Ian Robertson

Personal information
- Native name: Ian Mac Roibeaird (Irish)
- Born: Dublin, Ireland
- Occupation: Trainee surgeon

Sport
- Sport: Gaelic football
- Position: Full Back

Club
- Years: Club
- ? -present: Ballymun Kickhams

Inter-county
- Years: County
- 1993-2005: Dublin

Inter-county titles
- Leinster titles: Leinster
- All Stars: 0

= Ian Robertson (Gaelic footballer) =

Irish Gaelic footballer

Ian Robertson is a former Gaelic footballer who played for the Ballymun Kickhams club and for the Dublin county team. Robertson retired from inter-county football due to an injury in 2008 which dramatically affected his fluency of movement. He was part of the 2012 Dublin senior management team. He was a selector with the 2013 Dublin senior team.

==Playing career==
Robertson's final championship appearance was in Dublin's 2004 All-Ireland quarter-final defeat to Kerry.
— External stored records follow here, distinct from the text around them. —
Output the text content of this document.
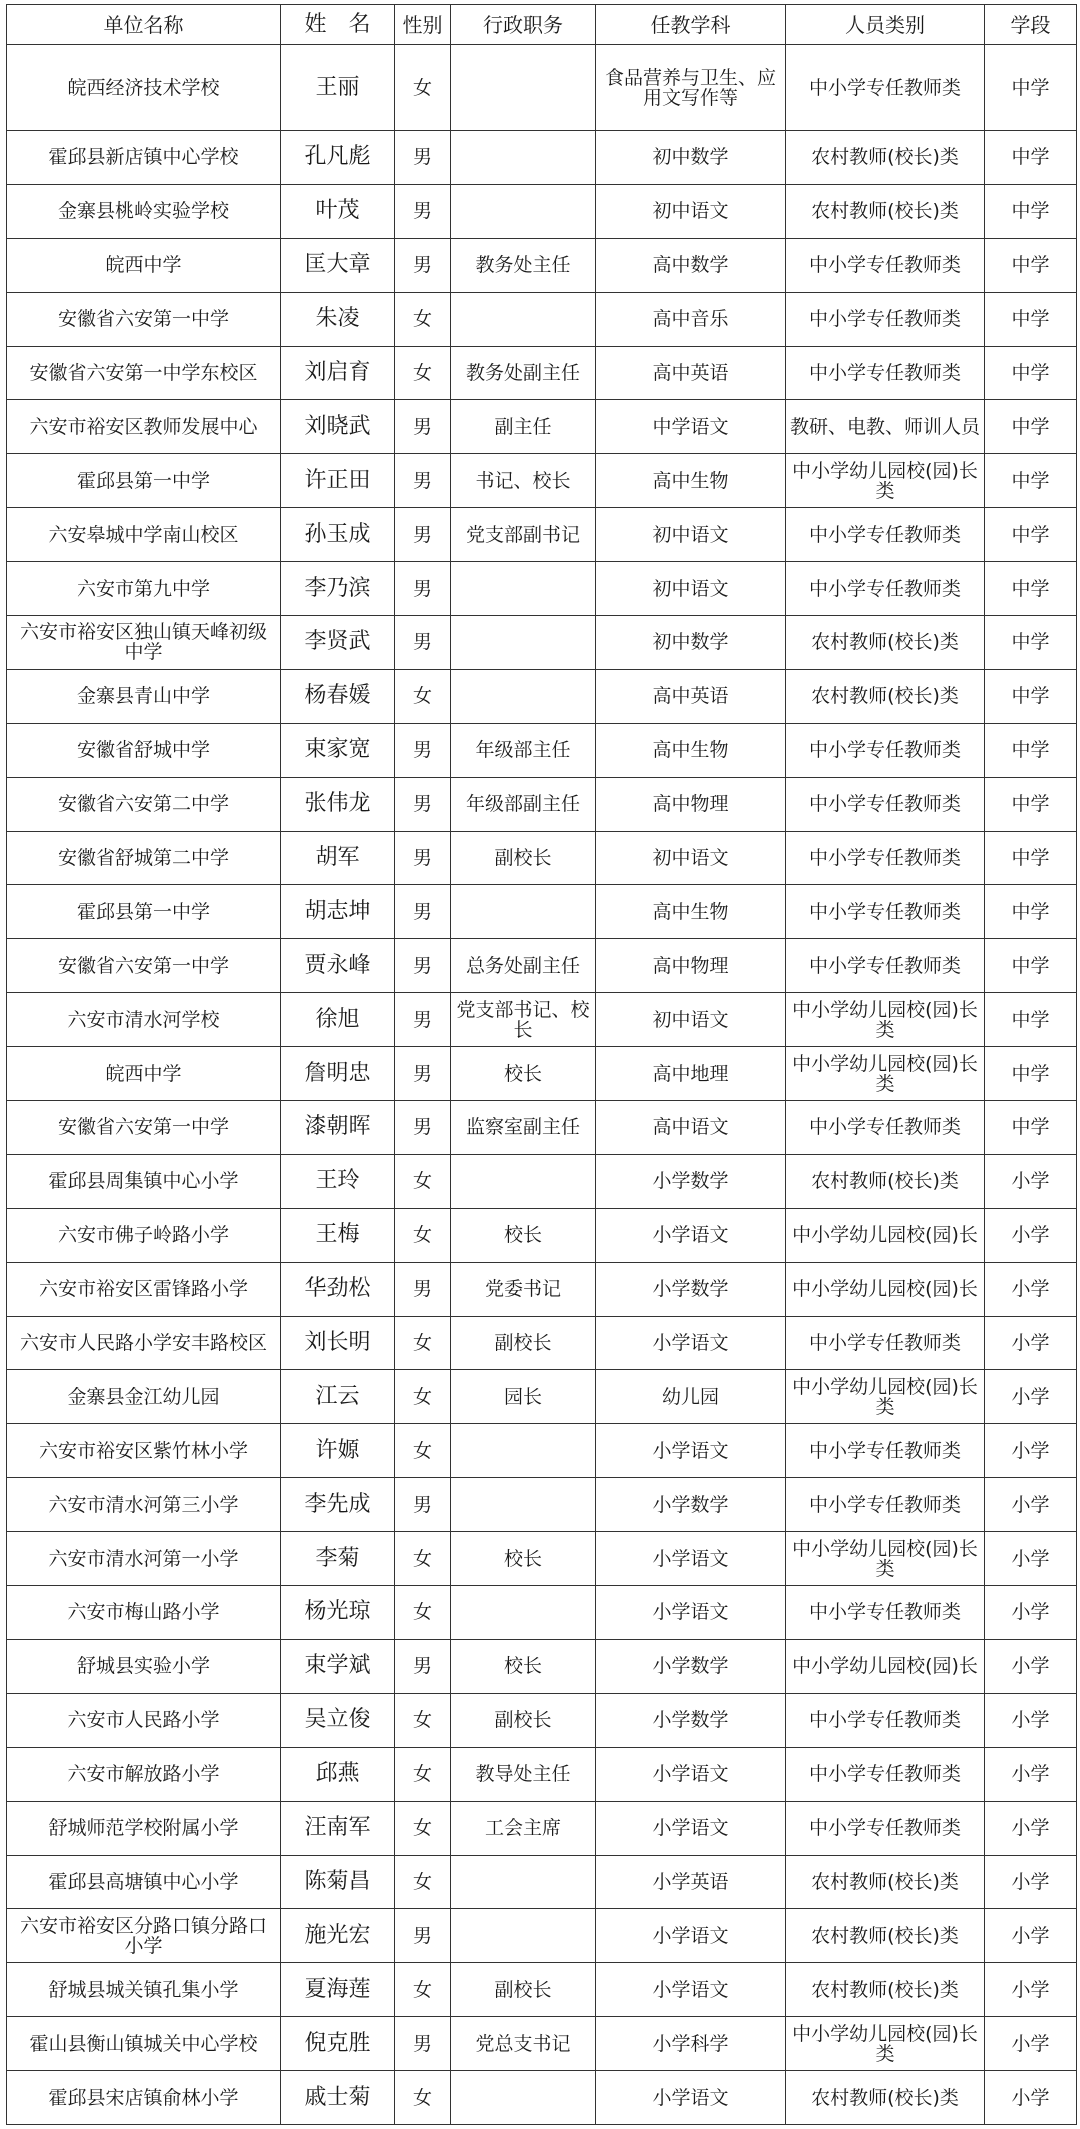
单位名称	姓　名	性别	行政职务	任教学科	人员类别	学段
皖西经济技术学校	王丽	女		食品营养与卫生、应用文写作等	中小学专任教师类	中学
霍邱县新店镇中心学校	孔凡彪	男		初中数学	农村教师(校长)类	中学
金寨县桃岭实验学校	叶茂	男		初中语文	农村教师(校长)类	中学
皖西中学	匡大章	男	教务处主任	高中数学	中小学专任教师类	中学
安徽省六安第一中学	朱凌	女		高中音乐	中小学专任教师类	中学
安徽省六安第一中学东校区	刘启育	女	教务处副主任	高中英语	中小学专任教师类	中学
六安市裕安区教师发展中心	刘晓武	男	副主任	中学语文	教研、电教、师训人员	中学
霍邱县第一中学	许正田	男	书记、校长	高中生物	中小学幼儿园校(园)长类	中学
六安皋城中学南山校区	孙玉成	男	党支部副书记	初中语文	中小学专任教师类	中学
六安市第九中学	李乃滨	男		初中语文	中小学专任教师类	中学
六安市裕安区独山镇天峰初级中学	李贤武	男		初中数学	农村教师(校长)类	中学
金寨县青山中学	杨春媛	女		高中英语	农村教师(校长)类	中学
安徽省舒城中学	束家宽	男	年级部主任	高中生物	中小学专任教师类	中学
安徽省六安第二中学	张伟龙	男	年级部副主任	高中物理	中小学专任教师类	中学
安徽省舒城第二中学	胡军	男	副校长	初中语文	中小学专任教师类	中学
霍邱县第一中学	胡志坤	男		高中生物	中小学专任教师类	中学
安徽省六安第一中学	贾永峰	男	总务处副主任	高中物理	中小学专任教师类	中学
六安市清水河学校	徐旭	男	党支部书记、校长	初中语文	中小学幼儿园校(园)长类	中学
皖西中学	詹明忠	男	校长	高中地理	中小学幼儿园校(园)长类	中学
安徽省六安第一中学	漆朝晖	男	监察室副主任	高中语文	中小学专任教师类	中学
霍邱县周集镇中心小学	王玲	女		小学数学	农村教师(校长)类	小学
六安市佛子岭路小学	王梅	女	校长	小学语文	中小学幼儿园校(园)长	小学
六安市裕安区雷锋路小学	华劲松	男	党委书记	小学数学	中小学幼儿园校(园)长	小学
六安市人民路小学安丰路校区	刘长明	女	副校长	小学语文	中小学专任教师类	小学
金寨县金江幼儿园	江云	女	园长	幼儿园	中小学幼儿园校(园)长类	小学
六安市裕安区紫竹林小学	许嫄	女		小学语文	中小学专任教师类	小学
六安市清水河第三小学	李先成	男		小学数学	中小学专任教师类	小学
六安市清水河第一小学	李菊	女	校长	小学语文	中小学幼儿园校(园)长类	小学
六安市梅山路小学	杨光琼	女		小学语文	中小学专任教师类	小学
舒城县实验小学	束学斌	男	校长	小学数学	中小学幼儿园校(园)长	小学
六安市人民路小学	吴立俊	女	副校长	小学数学	中小学专任教师类	小学
六安市解放路小学	邱燕	女	教导处主任	小学语文	中小学专任教师类	小学
舒城师范学校附属小学	汪南军	女	工会主席	小学语文	中小学专任教师类	小学
霍邱县高塘镇中心小学	陈菊昌	女		小学英语	农村教师(校长)类	小学
六安市裕安区分路口镇分路口小学	施光宏	男		小学语文	农村教师(校长)类	小学
舒城县城关镇孔集小学	夏海莲	女	副校长	小学语文	农村教师(校长)类	小学
霍山县衡山镇城关中心学校	倪克胜	男	党总支书记	小学科学	中小学幼儿园校(园)长类	小学
霍邱县宋店镇俞林小学	戚士菊	女		小学语文	农村教师(校长)类	小学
He did appear for Dublin again but had to give up again due to injury. Robertson captained Dublin to the 1993 Leinster Minor Football Championship before losing to Galway in the All-Ireland semi-final. He also played at under-21 level in the No 9 jersey. Robertson made his championship debut under Mickey Whelan in a game against local rivals Meath in 1997. Robertson played at full-back in the game along with his club-mate at Ballymun Kickhams, Paddy Christie.